The procedure for formation of an LLP is very similar to that of a Private Limited Company incorporation procedure. A minimum of two Partners are required to start the LLP formation procedure and a registered office location is required within India. It is important to remember that FDI in LLP is allowed only with the prior approval of the Reserve Bank of India (RBI). Therefore, it is recommended that NRIs and Foreign National promoters opt to incorporate a Private Limited Company, where 100% FDI is allowed under the automatic route.

LLP registration procedure is the easiest and transparent process as it has a blend of the benefits of a company and partnership firm namely, limited liability feature of a company and the flexibility of a Partnership firm. LLP registration process includes following steps: Get a digital signature (DSC) Apply for Director Identification Number (DIN) Get the name of the company approved through ‘Reserve your Unique Name’ service (RUN) Incorporation of LLP File ‘Limited Liability Partnership Agreement’

LLPs in India must file its Annual Return within 60 days from the end of close of financial year and Statement of Account & Solvency within 30 days from the end of six months of close of financial year. Unlike Companies, LLPs mandatorily have to maintain their financial year, as April 1st to March 31st. Therefore, LLP annual return is due on May 30th and the Statement of Account & Solvency is due on October 30th of each financial year. In addition to the MCA annual return, LLPs must also mandatorily file an income tax return every year.

Any individual or body corporate may be a partner in an LLP. However, an individual shall not be capable of becoming a partner of an LLP, if— (a) he has been found to be of unsound mind by a Court of competent jurisdiction and the finding is in force; (b) he is an undischarged insolvent; or (c) he has applied to be adjudicated as an insolvent and his application is pending.

Yes, A Chartered Accountant can practice as CA and form an LLP. However, All members of ICAI in practice who want to constitute separate LLPs are required to follow the provisions of the Limited Liability Partnership Act, 2008

It is not allowed to have a Virtual office address by ROC. However, you can opt for shared space for registering an LLP. Using a virtual office as a registered business address usually is not possible. While you can certainly run your business online, the ROC needs a physical location where it can contact you.

Designated partner are like Director and partners are like shareholders. The liability of the Partner is limited solely to Partnership Agreement. The Designated Partners are responsible towards the day to day functioning , liabilities prescribed by LLP Agreement as well as for all penalties imposed on Limited Liability Partners for contravention of any provisions applicable and to be complied with by the LLP.

Before closing a current account of an LLP, you need to make sure that there is no assets and balance lying in the bank account.

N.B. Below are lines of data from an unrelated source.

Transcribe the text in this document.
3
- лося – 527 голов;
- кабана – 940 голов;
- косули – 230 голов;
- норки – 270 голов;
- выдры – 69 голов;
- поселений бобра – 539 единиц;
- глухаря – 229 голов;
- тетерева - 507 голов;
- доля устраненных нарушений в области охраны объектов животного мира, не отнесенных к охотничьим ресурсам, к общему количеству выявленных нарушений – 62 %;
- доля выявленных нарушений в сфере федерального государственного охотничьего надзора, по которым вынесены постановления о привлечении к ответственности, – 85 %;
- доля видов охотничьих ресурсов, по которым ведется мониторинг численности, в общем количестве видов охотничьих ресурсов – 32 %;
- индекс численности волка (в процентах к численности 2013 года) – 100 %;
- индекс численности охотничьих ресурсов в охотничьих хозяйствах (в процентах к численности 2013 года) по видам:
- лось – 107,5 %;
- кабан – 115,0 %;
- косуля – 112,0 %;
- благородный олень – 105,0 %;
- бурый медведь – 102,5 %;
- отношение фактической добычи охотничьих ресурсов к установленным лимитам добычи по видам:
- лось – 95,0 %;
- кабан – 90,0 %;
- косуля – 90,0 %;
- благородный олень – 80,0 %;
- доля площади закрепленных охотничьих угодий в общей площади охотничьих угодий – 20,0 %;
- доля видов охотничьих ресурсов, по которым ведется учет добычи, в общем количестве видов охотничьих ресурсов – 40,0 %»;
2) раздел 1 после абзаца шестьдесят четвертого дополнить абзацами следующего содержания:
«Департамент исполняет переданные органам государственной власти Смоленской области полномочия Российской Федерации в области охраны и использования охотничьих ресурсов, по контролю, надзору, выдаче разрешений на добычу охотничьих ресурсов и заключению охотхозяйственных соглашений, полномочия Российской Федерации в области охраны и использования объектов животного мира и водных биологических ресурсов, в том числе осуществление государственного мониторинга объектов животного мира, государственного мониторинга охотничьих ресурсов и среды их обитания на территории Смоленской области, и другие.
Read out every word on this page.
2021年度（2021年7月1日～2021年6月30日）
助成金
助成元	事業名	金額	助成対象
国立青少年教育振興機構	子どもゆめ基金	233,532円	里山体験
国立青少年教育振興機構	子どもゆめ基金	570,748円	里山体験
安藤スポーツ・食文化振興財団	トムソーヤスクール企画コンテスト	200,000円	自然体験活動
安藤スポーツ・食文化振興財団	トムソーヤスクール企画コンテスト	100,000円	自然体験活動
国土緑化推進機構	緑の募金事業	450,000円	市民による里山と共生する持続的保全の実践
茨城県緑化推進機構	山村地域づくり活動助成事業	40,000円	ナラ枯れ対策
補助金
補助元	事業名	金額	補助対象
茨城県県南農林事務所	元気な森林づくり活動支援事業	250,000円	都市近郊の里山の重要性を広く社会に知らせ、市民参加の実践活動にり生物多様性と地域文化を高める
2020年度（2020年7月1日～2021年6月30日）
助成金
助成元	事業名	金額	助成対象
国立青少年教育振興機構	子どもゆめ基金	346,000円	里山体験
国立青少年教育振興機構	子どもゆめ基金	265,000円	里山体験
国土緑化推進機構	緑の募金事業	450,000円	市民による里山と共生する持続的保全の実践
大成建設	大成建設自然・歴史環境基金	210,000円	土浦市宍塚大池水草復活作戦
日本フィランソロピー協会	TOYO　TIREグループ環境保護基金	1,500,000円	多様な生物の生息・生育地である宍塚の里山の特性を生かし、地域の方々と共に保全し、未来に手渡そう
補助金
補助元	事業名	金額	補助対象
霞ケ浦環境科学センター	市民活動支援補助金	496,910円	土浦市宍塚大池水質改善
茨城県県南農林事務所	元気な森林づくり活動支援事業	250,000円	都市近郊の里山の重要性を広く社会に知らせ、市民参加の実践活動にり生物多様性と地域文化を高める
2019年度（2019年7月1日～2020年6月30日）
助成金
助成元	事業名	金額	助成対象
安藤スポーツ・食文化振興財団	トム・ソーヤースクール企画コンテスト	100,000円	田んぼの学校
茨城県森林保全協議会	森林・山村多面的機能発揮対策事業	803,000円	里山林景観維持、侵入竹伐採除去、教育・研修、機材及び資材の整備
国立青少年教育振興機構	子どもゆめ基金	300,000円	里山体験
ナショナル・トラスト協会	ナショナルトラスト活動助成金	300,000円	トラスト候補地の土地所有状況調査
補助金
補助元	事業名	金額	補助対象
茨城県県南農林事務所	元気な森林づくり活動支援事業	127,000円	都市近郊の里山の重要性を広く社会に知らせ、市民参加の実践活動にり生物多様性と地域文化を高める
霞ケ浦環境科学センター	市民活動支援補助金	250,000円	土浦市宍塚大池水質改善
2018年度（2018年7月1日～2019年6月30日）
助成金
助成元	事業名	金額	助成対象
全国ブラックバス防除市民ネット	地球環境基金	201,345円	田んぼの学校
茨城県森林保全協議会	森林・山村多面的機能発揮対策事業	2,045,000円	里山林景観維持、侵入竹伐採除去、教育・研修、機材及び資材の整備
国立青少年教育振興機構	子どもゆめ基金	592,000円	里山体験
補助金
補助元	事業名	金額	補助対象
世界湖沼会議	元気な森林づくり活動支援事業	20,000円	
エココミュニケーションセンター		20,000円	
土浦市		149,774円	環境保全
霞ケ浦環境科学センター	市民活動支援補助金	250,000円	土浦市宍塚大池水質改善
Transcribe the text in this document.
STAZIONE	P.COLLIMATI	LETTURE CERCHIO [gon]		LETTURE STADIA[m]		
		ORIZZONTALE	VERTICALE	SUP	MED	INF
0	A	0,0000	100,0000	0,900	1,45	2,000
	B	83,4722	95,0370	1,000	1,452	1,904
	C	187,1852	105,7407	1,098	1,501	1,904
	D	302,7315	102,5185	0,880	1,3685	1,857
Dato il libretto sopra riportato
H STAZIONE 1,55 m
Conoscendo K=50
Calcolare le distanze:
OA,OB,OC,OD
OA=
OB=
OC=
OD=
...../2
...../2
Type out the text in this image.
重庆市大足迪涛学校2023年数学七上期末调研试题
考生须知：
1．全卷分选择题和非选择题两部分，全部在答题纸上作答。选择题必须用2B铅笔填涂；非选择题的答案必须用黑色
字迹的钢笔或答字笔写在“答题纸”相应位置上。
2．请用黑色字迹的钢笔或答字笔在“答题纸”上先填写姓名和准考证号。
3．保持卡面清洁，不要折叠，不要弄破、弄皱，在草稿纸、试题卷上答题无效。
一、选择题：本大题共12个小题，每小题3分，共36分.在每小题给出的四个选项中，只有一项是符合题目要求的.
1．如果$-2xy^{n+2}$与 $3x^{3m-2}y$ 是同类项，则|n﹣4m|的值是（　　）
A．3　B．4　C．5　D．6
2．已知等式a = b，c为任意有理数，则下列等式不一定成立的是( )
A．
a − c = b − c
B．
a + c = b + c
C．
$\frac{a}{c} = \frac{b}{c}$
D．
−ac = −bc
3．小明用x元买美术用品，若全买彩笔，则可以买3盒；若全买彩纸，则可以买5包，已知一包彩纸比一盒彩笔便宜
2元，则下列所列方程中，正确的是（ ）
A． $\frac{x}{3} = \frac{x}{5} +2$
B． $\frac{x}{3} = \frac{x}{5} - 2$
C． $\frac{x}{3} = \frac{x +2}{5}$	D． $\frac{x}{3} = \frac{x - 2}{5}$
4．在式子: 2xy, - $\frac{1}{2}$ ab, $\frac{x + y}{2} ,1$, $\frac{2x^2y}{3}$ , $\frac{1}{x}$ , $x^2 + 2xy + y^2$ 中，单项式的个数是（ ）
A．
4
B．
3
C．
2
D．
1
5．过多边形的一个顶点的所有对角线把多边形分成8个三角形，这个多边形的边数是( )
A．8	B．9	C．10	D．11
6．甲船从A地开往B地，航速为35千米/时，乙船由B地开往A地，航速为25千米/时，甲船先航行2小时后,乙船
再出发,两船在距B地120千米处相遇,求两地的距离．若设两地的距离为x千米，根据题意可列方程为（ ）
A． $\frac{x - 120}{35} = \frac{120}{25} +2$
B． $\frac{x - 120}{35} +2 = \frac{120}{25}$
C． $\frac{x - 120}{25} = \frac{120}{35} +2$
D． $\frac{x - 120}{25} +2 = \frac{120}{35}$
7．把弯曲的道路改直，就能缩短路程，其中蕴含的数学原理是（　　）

Once there is no balance or assets in the bank account, the designated partners need to approach the banker with a request for closure and obtain a closure certificate from the bank that the account maintained with them has been closed which acts as a proof for closure of the bank account in the name of LLP.

The obligation of an LLP whether under contractual arrangements or otherwise is the sole obligation of the LLP and will not extend to its partners. The obligations of the LLP are required to be met through the property of the LLP. The liability of a partner of an LLP, except in case of fraud, is limited to such partner’s contribution in the LLP as provided under the limited liability partnership agreement. A partner acts as an agent of only the LLP and not as an agent of the other partners of the LLP. An LLP can be held liable for wrongful acts or omissions of a partner which are undertaken by the partner as a part of the LLP’s business or with the authority of the LLP. However, an LLP will not be liable for acts undertaken by a partner if such partner does not have the requisite authority to undertake an action on behalf of the LLP and the person dealing with the LLP is aware that the partner does not have such authority.